The Smart Home: a tale of two standards

Smart home technology is here and is increasing penetration into consumer’s homes day-by-day but, as with any technology, standards and protocols matter.

For the past 15 years or so, technology companies have sought to develop software solutions that enable the use of Internet protocol (IP) for wireless sensor networks and other connected devices that leverage Internet connectivity.

As a result several means of connectivity and networking have emerged that are making their way into smart home solutions including ZigBee and 6LoWPAN.

But which of these standards will go on to define the connected home of the future?

In this post we will look at the merits of two of these standards and invite you to speculate on the future of the smart home.

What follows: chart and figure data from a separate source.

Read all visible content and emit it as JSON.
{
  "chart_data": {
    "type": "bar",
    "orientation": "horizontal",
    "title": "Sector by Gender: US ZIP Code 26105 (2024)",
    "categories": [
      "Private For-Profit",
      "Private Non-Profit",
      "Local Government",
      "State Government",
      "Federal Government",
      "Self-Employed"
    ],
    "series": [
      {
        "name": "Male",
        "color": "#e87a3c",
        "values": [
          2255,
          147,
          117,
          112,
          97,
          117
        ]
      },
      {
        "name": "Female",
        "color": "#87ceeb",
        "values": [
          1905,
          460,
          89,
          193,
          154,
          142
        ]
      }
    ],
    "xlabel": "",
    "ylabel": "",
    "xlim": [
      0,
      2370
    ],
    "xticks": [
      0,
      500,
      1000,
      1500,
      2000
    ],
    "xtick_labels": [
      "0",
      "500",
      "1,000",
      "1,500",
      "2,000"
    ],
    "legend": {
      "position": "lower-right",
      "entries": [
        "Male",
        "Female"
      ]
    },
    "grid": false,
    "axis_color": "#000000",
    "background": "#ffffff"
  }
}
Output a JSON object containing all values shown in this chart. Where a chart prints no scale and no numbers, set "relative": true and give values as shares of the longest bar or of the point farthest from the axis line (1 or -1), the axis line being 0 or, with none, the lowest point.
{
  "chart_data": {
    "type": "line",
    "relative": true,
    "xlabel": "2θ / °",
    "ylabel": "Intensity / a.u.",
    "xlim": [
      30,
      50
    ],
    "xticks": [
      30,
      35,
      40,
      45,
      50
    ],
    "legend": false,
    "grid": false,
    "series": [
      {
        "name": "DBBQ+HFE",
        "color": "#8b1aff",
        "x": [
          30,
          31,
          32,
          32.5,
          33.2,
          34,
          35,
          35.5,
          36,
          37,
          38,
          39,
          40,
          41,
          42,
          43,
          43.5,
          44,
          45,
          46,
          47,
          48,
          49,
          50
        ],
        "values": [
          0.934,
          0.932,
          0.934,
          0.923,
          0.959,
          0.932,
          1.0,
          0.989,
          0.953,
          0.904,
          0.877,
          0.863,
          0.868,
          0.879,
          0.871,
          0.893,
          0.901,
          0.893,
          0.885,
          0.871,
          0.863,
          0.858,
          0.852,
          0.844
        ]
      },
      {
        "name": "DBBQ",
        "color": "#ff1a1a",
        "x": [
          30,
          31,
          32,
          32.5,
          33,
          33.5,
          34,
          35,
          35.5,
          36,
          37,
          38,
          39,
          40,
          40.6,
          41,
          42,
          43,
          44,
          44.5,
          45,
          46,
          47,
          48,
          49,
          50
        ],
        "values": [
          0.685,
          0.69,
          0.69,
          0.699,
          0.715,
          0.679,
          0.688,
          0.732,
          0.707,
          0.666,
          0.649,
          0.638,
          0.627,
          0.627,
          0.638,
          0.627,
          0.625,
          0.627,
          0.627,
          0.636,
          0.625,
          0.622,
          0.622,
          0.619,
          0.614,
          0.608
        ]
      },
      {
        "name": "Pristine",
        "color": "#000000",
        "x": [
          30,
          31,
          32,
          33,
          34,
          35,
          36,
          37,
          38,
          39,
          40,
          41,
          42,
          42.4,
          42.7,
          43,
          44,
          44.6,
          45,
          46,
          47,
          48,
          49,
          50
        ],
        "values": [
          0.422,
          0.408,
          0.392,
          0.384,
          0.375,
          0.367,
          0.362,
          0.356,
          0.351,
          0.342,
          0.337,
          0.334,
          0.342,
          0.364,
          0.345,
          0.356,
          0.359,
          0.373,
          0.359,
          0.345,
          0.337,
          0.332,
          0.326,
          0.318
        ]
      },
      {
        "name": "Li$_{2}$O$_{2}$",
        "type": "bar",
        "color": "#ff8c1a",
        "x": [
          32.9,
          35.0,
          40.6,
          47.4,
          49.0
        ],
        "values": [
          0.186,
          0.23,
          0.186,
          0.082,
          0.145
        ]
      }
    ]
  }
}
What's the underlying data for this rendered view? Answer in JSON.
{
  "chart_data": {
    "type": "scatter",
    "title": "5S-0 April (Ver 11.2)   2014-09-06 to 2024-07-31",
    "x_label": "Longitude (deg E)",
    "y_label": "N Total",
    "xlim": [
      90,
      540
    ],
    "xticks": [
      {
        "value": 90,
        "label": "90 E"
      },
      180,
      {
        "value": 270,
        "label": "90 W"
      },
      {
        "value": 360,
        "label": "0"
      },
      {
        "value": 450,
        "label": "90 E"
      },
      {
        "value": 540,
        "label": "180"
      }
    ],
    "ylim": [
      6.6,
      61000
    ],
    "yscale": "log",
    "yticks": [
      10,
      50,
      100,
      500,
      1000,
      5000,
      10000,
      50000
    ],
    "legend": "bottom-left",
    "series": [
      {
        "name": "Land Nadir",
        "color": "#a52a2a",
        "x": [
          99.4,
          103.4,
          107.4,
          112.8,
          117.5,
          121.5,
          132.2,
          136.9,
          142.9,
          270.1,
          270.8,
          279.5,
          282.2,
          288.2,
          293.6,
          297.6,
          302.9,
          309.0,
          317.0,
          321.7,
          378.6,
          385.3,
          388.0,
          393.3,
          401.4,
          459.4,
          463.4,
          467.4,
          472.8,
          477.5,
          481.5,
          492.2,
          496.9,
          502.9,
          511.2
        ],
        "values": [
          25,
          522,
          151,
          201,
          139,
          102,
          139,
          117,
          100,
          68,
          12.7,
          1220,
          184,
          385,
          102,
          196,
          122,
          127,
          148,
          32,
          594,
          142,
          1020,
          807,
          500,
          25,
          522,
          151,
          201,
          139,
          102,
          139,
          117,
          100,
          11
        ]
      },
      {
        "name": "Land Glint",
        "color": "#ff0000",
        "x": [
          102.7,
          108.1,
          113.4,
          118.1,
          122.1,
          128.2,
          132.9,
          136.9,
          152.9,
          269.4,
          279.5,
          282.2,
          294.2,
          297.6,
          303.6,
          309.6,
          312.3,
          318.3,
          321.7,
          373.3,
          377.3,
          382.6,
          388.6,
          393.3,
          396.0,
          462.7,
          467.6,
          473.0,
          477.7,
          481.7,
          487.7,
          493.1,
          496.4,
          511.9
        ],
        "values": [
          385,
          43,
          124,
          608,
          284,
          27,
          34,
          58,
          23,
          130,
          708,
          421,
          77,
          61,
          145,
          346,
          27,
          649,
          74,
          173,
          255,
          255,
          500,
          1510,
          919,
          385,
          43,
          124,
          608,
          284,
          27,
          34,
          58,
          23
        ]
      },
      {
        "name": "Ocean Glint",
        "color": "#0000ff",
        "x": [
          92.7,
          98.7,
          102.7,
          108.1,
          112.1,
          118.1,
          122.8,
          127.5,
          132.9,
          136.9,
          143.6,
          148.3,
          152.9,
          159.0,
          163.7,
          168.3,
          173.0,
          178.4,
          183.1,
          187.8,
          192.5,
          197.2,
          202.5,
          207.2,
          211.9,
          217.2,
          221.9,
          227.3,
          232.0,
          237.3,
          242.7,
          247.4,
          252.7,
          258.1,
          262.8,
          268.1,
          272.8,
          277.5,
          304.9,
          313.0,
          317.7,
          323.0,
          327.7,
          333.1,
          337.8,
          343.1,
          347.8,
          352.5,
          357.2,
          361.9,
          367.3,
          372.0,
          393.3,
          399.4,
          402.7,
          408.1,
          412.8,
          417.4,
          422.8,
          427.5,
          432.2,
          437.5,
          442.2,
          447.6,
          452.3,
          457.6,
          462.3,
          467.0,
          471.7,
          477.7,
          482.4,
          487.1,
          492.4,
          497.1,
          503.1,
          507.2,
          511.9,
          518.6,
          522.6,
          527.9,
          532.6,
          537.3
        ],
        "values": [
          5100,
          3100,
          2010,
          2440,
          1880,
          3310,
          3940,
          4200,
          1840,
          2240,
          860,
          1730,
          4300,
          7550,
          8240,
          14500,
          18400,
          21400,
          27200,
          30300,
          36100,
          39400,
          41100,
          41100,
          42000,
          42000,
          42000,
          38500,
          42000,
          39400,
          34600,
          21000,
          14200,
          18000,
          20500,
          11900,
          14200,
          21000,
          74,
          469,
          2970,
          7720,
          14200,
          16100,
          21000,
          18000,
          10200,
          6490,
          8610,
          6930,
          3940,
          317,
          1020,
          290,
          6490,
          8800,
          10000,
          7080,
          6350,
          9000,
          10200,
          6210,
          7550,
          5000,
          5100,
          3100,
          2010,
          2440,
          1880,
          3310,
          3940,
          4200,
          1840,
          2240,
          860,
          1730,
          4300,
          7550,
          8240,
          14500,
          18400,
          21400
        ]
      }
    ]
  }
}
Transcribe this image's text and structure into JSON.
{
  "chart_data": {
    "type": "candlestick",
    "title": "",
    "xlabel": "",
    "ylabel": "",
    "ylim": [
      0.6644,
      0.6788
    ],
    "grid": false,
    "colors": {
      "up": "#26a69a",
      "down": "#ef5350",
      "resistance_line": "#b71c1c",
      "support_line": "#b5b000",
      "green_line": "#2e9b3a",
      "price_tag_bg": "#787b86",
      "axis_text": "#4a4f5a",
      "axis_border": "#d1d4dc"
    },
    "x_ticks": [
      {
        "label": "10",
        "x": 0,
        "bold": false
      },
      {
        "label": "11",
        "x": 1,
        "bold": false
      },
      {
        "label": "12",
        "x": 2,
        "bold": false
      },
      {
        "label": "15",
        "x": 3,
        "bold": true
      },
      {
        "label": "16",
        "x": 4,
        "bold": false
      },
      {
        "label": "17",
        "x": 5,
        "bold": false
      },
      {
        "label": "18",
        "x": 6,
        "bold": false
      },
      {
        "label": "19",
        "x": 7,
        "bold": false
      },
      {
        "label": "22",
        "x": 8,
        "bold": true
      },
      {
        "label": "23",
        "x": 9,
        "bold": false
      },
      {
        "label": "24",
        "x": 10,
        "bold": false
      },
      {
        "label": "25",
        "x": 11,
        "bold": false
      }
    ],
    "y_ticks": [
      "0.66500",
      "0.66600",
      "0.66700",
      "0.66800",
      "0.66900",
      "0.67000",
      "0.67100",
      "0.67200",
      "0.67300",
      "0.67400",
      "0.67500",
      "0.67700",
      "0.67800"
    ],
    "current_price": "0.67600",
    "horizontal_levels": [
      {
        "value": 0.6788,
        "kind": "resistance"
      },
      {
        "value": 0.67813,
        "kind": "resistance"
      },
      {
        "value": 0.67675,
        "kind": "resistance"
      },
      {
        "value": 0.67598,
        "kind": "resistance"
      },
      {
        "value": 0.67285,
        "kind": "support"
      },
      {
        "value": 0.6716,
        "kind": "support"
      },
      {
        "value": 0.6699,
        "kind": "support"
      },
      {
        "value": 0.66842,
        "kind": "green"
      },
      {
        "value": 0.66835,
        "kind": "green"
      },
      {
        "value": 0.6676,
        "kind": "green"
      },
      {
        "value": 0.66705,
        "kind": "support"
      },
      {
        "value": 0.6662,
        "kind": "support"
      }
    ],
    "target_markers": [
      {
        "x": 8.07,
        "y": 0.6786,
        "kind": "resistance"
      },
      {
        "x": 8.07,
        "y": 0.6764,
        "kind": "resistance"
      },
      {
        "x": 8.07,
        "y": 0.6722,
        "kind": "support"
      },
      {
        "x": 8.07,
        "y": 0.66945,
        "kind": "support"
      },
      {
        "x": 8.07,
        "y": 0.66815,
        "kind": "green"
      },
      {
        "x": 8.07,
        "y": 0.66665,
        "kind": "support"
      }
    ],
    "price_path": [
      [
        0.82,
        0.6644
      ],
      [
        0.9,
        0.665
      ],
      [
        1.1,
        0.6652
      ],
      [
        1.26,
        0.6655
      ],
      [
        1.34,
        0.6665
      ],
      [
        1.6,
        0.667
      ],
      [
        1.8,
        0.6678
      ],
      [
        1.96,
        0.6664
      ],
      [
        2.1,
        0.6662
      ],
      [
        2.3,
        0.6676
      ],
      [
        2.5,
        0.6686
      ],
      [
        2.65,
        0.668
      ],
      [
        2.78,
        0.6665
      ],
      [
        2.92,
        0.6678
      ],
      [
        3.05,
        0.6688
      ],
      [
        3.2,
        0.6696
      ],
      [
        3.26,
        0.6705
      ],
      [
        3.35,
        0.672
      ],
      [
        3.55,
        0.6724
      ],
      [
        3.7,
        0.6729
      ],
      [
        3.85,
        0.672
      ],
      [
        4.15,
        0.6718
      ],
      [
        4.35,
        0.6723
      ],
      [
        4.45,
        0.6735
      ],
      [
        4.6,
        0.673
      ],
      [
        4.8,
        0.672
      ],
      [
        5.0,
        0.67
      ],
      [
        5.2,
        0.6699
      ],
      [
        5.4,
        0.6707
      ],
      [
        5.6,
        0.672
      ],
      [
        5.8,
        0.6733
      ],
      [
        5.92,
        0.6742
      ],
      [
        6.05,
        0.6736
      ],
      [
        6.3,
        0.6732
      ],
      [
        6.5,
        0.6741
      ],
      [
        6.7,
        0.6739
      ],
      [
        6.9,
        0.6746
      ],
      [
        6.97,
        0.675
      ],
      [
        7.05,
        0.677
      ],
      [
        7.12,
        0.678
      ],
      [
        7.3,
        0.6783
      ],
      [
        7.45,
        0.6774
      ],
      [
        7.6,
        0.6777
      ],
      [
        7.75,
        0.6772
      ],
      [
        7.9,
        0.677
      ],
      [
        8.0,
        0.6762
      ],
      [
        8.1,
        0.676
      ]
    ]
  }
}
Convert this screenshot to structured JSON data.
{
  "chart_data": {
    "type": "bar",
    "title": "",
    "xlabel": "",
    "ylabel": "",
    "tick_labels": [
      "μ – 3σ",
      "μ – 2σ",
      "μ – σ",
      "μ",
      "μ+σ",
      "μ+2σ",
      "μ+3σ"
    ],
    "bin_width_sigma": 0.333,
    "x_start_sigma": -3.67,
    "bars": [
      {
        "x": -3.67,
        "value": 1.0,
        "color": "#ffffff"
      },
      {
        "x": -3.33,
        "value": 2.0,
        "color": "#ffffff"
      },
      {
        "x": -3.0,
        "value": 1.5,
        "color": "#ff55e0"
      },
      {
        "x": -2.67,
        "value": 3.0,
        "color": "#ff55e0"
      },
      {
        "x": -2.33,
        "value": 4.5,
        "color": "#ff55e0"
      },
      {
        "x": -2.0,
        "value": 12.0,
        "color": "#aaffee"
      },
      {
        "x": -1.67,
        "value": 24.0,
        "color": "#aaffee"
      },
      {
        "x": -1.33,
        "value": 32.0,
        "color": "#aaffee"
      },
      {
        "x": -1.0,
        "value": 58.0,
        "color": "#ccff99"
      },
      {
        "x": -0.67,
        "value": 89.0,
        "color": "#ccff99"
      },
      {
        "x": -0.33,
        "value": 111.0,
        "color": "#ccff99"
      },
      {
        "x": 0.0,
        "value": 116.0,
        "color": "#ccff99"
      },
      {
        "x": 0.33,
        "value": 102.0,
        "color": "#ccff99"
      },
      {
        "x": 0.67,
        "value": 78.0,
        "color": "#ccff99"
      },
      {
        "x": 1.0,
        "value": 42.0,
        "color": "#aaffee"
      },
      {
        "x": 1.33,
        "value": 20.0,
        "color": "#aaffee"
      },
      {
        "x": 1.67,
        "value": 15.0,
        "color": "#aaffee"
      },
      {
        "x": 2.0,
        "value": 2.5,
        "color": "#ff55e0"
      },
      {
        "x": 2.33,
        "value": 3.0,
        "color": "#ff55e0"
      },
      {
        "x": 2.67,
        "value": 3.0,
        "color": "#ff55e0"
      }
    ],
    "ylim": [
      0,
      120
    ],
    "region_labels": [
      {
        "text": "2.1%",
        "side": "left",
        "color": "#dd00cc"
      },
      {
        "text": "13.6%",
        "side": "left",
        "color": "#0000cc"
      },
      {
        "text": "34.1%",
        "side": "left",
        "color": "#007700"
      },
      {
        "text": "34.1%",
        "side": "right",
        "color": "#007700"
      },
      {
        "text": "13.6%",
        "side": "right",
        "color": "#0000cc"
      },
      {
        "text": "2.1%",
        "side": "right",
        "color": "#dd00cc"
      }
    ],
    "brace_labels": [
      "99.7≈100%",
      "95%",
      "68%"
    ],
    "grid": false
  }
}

Created by the ZigBee Alliance —an open, non-profit association of approximately 400 members— ZigBee is a networking layer built on top of IEEE standard 802.15.4 MAC.

It was designed to provide a standards-based protocol for interoperability of sensor networks.

So far it has proved to be one of the most popular low-cost, low-power wireless mesh networking standard available today.

ZigBee is used by a variety of cable and telecommunication companies including Comcast, Time Warner Cable, EchoStar, DirecTV, Charter, Rogers, Deutsche Telekom, and Videocon.

These companies are using ZigBee in their set-top boxes, satellite transceivers, and home gateways to deliver home monitoring and energy management solutions to their customers.

This major buy-in from big players is one of ZigBee’s major strengths as it is already well established and proven – particularly in North America. The mesh networking format of ZigBee means that the more devices added to the network the more robust it becomes.

6LoWPAN is an acronym for IPv6 over Low-power Wireless Personal Area Networks. 6LoWPAN products have recently entered the industry and in several areas are competing with ZigBee as it can utilize 802.15.4 and also run on other PHYs, allowing for seamless integration with other IP-based systems.

The unique advantage of 6LoWPAN is the fact that every device will be given its own IPv6 address, allowing unprecedented visibility and control for smart devices. With IPV4 addresses quickly running out, the advent of IPV6 is inevitable, making 6LoWPAN an even more attractive prospect.